Now I have set the stage for our emotional state when we entered. And perhaps it explains why, while we were blown away by the architectural elements of the Alhambra and the design of the Generalife gardens, we weren't blissed out, like we were at the Alcazar. Maybe the difficulty getting there, the fact that we were going just to that destination rather than having the destination be enfolded into a larger experience, the gloomy weather, and the fact that little was in bloom all contributed to making our visit nice, and worthwhile. But not soaring. Despite how truly impressive the Alhambra is.

And maybe there is something more. Maybe we cut our Moorish teeth on the Alcazar, and so the Alhambra was more of the same, not something revolutionary. I could see that empirically the Alhambra is "better"—bigger, with walls that were so tactile they seemed embroidered, and more water all about. But it was a more stylized, grander example of what I already had an image of in my brain, rather than something new.
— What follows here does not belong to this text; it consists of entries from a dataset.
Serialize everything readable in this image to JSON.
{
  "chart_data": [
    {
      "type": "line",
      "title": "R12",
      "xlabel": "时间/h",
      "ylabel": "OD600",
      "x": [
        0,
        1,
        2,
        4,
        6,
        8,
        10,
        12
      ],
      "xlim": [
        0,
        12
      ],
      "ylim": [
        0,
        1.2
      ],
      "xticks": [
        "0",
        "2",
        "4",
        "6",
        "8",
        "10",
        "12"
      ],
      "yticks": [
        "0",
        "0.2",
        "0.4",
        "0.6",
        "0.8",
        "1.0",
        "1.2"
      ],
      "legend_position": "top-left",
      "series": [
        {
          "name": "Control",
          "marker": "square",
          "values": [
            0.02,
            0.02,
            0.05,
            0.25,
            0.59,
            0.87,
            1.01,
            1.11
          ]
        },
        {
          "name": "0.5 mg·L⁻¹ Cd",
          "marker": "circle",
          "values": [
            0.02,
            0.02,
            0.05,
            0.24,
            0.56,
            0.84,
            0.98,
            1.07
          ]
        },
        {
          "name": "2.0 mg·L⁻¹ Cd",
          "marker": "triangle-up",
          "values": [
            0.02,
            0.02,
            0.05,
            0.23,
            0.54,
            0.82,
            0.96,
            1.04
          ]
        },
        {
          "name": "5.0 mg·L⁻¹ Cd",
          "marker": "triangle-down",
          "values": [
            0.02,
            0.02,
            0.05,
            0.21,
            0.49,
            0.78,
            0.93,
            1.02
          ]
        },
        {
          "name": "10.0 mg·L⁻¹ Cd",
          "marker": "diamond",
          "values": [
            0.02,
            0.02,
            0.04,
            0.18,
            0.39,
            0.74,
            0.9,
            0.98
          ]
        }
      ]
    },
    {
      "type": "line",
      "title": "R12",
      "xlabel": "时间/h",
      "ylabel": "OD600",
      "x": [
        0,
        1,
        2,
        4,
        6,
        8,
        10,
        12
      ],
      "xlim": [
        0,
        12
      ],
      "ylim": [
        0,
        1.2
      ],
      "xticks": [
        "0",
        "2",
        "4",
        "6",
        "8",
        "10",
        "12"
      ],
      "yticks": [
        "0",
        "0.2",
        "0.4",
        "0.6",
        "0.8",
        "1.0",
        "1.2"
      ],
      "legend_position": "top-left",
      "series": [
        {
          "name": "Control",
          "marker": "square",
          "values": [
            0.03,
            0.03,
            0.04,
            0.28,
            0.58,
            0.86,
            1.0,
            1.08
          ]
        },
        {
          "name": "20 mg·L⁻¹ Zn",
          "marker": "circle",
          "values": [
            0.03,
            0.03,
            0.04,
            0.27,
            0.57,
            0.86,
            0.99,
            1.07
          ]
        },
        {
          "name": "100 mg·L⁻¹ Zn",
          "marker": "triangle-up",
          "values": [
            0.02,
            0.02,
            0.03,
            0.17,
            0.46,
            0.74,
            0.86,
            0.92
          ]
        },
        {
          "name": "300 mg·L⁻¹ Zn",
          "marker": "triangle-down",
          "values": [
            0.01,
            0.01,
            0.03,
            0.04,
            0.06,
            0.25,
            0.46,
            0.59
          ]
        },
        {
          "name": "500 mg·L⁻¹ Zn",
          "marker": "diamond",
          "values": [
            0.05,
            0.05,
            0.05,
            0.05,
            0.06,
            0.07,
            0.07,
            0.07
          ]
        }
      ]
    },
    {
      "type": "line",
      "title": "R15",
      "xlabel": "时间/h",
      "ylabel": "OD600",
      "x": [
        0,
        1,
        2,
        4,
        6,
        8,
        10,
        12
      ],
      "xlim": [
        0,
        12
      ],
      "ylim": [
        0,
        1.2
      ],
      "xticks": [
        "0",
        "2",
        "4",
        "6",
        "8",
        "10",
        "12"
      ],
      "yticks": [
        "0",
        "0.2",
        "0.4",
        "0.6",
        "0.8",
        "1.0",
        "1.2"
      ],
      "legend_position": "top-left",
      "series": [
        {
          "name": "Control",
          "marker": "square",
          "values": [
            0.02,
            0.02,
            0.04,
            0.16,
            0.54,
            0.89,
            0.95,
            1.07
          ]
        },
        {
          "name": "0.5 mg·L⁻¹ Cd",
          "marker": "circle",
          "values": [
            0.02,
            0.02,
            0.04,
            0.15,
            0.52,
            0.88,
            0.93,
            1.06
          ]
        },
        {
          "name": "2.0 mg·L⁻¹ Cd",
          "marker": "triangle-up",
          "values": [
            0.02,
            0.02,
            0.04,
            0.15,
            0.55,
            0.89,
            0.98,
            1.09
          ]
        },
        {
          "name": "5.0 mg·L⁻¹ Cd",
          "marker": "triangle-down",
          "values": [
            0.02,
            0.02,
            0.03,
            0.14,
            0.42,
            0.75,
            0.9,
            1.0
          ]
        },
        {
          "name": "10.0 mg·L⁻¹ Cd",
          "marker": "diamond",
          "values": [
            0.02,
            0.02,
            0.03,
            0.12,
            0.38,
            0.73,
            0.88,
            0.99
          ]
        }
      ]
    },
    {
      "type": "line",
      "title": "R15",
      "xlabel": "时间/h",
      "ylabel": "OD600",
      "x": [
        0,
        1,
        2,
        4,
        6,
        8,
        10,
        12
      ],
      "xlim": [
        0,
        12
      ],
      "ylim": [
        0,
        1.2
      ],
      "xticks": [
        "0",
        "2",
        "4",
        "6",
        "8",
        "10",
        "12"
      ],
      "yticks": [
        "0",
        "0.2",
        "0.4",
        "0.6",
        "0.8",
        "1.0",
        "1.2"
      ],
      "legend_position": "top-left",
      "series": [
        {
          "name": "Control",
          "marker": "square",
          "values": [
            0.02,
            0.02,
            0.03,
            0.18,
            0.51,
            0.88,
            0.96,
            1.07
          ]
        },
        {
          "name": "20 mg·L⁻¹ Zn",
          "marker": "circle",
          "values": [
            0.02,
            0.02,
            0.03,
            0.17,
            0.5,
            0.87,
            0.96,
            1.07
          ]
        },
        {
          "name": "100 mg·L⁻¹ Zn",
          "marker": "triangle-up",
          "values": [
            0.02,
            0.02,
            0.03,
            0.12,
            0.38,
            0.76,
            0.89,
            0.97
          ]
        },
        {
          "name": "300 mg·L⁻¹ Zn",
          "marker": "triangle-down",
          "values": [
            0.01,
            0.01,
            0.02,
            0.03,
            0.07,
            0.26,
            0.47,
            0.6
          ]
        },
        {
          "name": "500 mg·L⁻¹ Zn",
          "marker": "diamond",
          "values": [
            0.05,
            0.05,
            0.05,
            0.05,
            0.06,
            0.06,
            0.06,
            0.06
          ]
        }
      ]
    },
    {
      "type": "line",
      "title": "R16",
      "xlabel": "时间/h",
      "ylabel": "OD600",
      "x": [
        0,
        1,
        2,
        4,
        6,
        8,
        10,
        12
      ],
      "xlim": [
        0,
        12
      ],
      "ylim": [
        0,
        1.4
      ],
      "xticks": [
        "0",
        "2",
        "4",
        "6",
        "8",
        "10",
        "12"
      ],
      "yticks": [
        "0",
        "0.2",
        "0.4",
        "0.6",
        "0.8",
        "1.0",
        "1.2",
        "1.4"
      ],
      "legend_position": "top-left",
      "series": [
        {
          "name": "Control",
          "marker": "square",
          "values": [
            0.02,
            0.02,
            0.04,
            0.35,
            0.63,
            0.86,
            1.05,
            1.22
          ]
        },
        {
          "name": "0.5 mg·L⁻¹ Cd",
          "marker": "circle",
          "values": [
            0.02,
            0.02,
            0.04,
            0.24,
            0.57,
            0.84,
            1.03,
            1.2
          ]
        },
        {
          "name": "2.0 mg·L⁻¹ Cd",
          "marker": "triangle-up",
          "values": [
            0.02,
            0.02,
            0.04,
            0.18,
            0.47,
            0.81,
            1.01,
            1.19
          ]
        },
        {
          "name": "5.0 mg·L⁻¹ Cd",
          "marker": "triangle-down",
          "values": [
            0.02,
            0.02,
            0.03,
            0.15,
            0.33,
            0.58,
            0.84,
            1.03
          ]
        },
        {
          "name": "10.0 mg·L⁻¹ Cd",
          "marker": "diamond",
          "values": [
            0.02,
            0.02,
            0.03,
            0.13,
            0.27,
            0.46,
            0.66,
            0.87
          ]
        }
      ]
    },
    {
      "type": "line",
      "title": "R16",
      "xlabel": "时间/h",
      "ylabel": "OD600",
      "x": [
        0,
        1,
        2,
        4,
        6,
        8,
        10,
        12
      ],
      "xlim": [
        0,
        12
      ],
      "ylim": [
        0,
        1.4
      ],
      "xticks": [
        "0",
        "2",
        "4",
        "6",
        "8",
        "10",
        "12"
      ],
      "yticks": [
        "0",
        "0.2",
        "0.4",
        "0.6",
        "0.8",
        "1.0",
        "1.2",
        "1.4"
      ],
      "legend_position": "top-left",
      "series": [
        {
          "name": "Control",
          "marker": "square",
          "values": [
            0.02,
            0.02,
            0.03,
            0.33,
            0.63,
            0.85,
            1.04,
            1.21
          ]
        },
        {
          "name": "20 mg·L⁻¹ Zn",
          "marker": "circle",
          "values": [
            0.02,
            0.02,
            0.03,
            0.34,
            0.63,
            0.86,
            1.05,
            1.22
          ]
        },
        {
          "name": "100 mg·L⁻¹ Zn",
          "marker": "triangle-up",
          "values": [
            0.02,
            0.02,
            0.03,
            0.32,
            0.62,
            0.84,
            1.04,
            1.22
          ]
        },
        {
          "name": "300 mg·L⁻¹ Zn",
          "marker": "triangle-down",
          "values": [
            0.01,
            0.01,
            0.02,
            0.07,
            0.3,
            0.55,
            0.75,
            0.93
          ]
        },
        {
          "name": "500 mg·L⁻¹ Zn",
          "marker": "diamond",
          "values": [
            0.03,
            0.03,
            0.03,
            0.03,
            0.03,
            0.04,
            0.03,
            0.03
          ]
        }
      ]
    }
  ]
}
Also, I think the lack of beautiful weather probably impacted our visit more than it might at a place like Versailles or the Coliseum. Moorish architecture makes use of light in a way that few other forms do. Without light, I think something definitive is lost. I also have realized that bliss breeds bliss in our family—when one person is swept up in the moment, it creates a wave that carries us all. Our sense of adventure was high at the Alcazar; I have photos of everyone pointing in different directions with their eyes alight and their mouths open in wonder. But even just one person feeling so much moves us as a unit. It creates a frenzy of ebullience. For perhaps all the above reasons, none of us felt strongly enough to pave a path to the joy of being in a fabulous place.

Alcazar

Alcazar

So maybe it would have been different if we hadn't seen the Alcazar first, if we'd been staying in Granada so the visit wasn't so separate from a feeling of place (which makes the experience feel flat), if the weather had been lovely and the flowers were in bloom, if we hadn't been worn out, if we didn't have to keep sighing and waiting for tour groups to pass. But all those things were true, so while I didn't regret going to the Alhambra, in retrospect I would have been happy to skip it. And I think that visiting a place just for a single grand tourist destination is not high on my list of travel desires anymore. Great Pyramids of Giza, I think I'll have to give you a miss.

Our drive back from Alhambra (once I'd switched out wet socks for dry ones) was pleasant. There was less back-seat-fighting amongst the children than usual, probably because Siena kept asking questions that stimulated conversation rather than them getting bored and yelling at each other for taking up too much space (sigh). And as it was day, we could see more of the countryside, which was glorious. Lunch was a colossal failure. A restaurant on the side of the road, as we needed to eat quickly and head to the airport. My soup was so inedible I couldn't even fake it when the waitress asked if it was okay, Siena's fish (an utter mistake to order fish, I realize that now) wasn't bad but it wasn't good either, and Nicolas's paella tasted more like fishy rice. My steak and Keith's pork were quite nice, but we spent more energy trying to create a patchwork meal for all out of what was good rather than enjoying the meal. How we longed for Sevilla.

guitar-players seville spain

The Present

After all, the present will be history someday, right? So now, it's your turn. If you feel lead, please share what travel experiences felt transporting— that have lingered, even now? Like more than interesting architecture or well laid gardens, more than a feeling of "Wow!" but also a feeling of actual impact? Or which fell flat. And any ideas about what makes an experience one or the other. Because I really feel that travel is about more than what we see, it's about what we bring to the table.

And I'd like to reflect more about what I'm bringing to the table. Past, present, and future.